A topological space is called Hausdorff iff every sequence converges to at most one point.
A function $f : A \rightarrow B$ between topological spaces is continuous iff for all sequences $x$ in $A$ and all points $y \in A$, we have that if $x$ converges to $y$ in $A$, then $f(x)$ converges to $f(y)$ in $B$.
Unfortunately, this is completely wrong. For starters, you can't always recover the topology just from knowing which sequences converge to which points. Though sometimes you can; these are called sequential topological spaces. But in general, what your convergent sequence/point pairs isn't enough to determine the topology, and we have to pass to "generalized sequences"; the technical term is net. So, we want to say:
A topological space is a set $X$ together with a notion of convergence relating nets in $X$ with points of $X$. Given a net $x$ and a point $y$, we can ask whether or not $x$ converges to $y$, and certain axioms hold regarding this relation.
A topological space is called Hausdorff iff every net converges to at most one point.
A function $f : A \rightarrow B$ between topological spaces is continuous iff for all nets $x$ in $A$ and all points $y \in A$, we have that if $x$ converges to $y$ in $A$, then $f(x)$ converges to $f(y)$ in $B$.
This still doesn't quite work, because the "set" of all nets in a topological spaces turns out to be too big to form a set; they merely form a class. This creates some technical problems that we'd rather do without. The usual workaround goes like so:
- Given a set $X$, there's a notion of filter in a set.
- Every net corresponds to something called its "eventuality fiter."
- We can decide whether or not a net $x$ converges to a point $y$ just from knowing the eventuality filter of $x$.
- Hence instead of equipping $X$ with data regarding which net/point pairs are convergent, the usual workaround is to equip $X$ with data regarding which filter/point pairs are convergent, and treat convergence of nets as a derivative notion.

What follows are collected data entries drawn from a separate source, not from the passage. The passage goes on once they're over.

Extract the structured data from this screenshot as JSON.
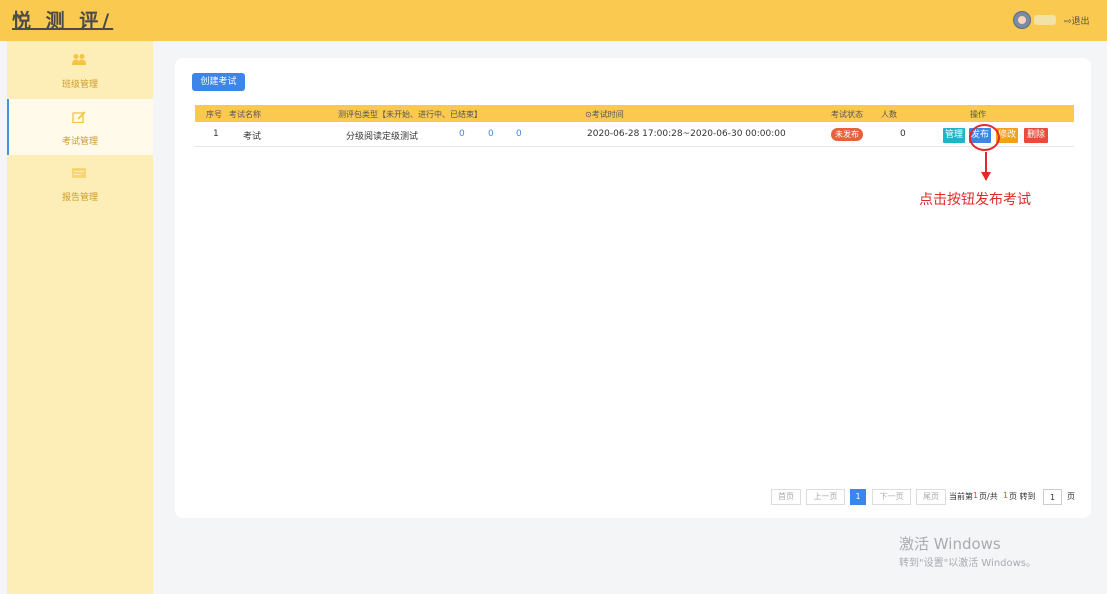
{
  "header": {
    "logo": "悦 测 评/",
    "logout_label": "⇨退出"
  },
  "sidebar": {
    "items": [
      {
        "label": "班级管理",
        "icon": "users-icon"
      },
      {
        "label": "考试管理",
        "icon": "edit-icon",
        "active": true
      },
      {
        "label": "报告管理",
        "icon": "report-icon"
      }
    ]
  },
  "main": {
    "create_button": "创建考试",
    "table": {
      "headers": [
        "序号",
        "考试名称",
        "测评包类型【未开始、进行中、已结束】",
        "⊙考试时间",
        "考试状态",
        "人数",
        "操作"
      ],
      "rows": [
        {
          "index": "1",
          "name": "考试",
          "package_type": "分级阅读定级测试",
          "not_started": "0",
          "in_progress": "0",
          "ended": "0",
          "time": "2020-06-28 17:00:28~2020-06-30 00:00:00",
          "status": "未发布",
          "count": "0",
          "actions": {
            "manage": "管理",
            "publish": "发布",
            "edit": "修改",
            "delete": "删除"
          }
        }
      ]
    },
    "pagination": {
      "first": "首页",
      "prev": "上一页",
      "current": "1",
      "next": "下一页",
      "last": "尾页",
      "info_prefix": "当前第",
      "info_current": "1",
      "info_mid": "页/共",
      "info_total": "1",
      "info_suffix": "页 转到",
      "goto_value": "1",
      "goto_suffix": "页"
    }
  },
  "annotation": {
    "text": "点击按钮发布考试",
    "color": "#e12a2a"
  },
  "watermark": {
    "line1": "激活 Windows",
    "line2": "转到\"设置\"以激活 Windows。"
  },
  "colors": {
    "topbar": "#f9c950",
    "sidebar": "#fdeeb8",
    "primary": "#3b86e8",
    "status_unpublished": "#e8603c"
  }
}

So, our definition becomes:
A topological space is a set $X$ together with a notion of convergence relating filters in $X$ with points of $X$. Given a filter $x$ and a point $y$, we can ask whether or not $x$ converges to $y$, and certain axioms hold regarding this relation.
A topological space is called Hausdorff iff every filter converges to at most one point.

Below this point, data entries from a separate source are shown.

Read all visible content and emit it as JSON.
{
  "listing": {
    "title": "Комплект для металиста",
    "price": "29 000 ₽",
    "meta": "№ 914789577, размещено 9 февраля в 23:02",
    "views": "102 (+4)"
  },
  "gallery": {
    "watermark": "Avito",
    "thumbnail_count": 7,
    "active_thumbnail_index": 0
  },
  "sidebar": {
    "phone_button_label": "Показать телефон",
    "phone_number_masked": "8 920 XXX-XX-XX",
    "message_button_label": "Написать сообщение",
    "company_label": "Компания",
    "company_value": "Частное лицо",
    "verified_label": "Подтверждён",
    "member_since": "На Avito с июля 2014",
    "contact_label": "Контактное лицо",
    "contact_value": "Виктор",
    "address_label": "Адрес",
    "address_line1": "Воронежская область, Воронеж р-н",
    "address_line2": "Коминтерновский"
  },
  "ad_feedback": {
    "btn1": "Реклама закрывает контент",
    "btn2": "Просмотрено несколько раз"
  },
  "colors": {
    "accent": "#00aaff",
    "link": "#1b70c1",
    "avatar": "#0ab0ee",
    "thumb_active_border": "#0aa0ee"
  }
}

A function $f : A \rightarrow B$ between topological spaces is continuous iff for all filters $x$ in $A$ and all points $y \in A$, we have that if $x$ converges to $y$ in $A$, then $f(x)$ converges to $f(y)$ in $B$.
There's still a subtle issue. If you try to axiomatize topological spaces via filter convergence, you wind up with a significantly more general notion called a convergence space. Convergence spaces are really nice, and personally I wish people would start treating them as the basic objects of interest in general topology, and treat topological spaces as a mere special case. Unfortunately, I haven't been able to find an elementary introduction to such things that I can link you to, so you'll have to learn things the classical way until you're ready to go off on your own.
You are very ambitious; you will need help from a college level math teacher on this. Seek a good mentor. If you continue, I promise you a glorious future.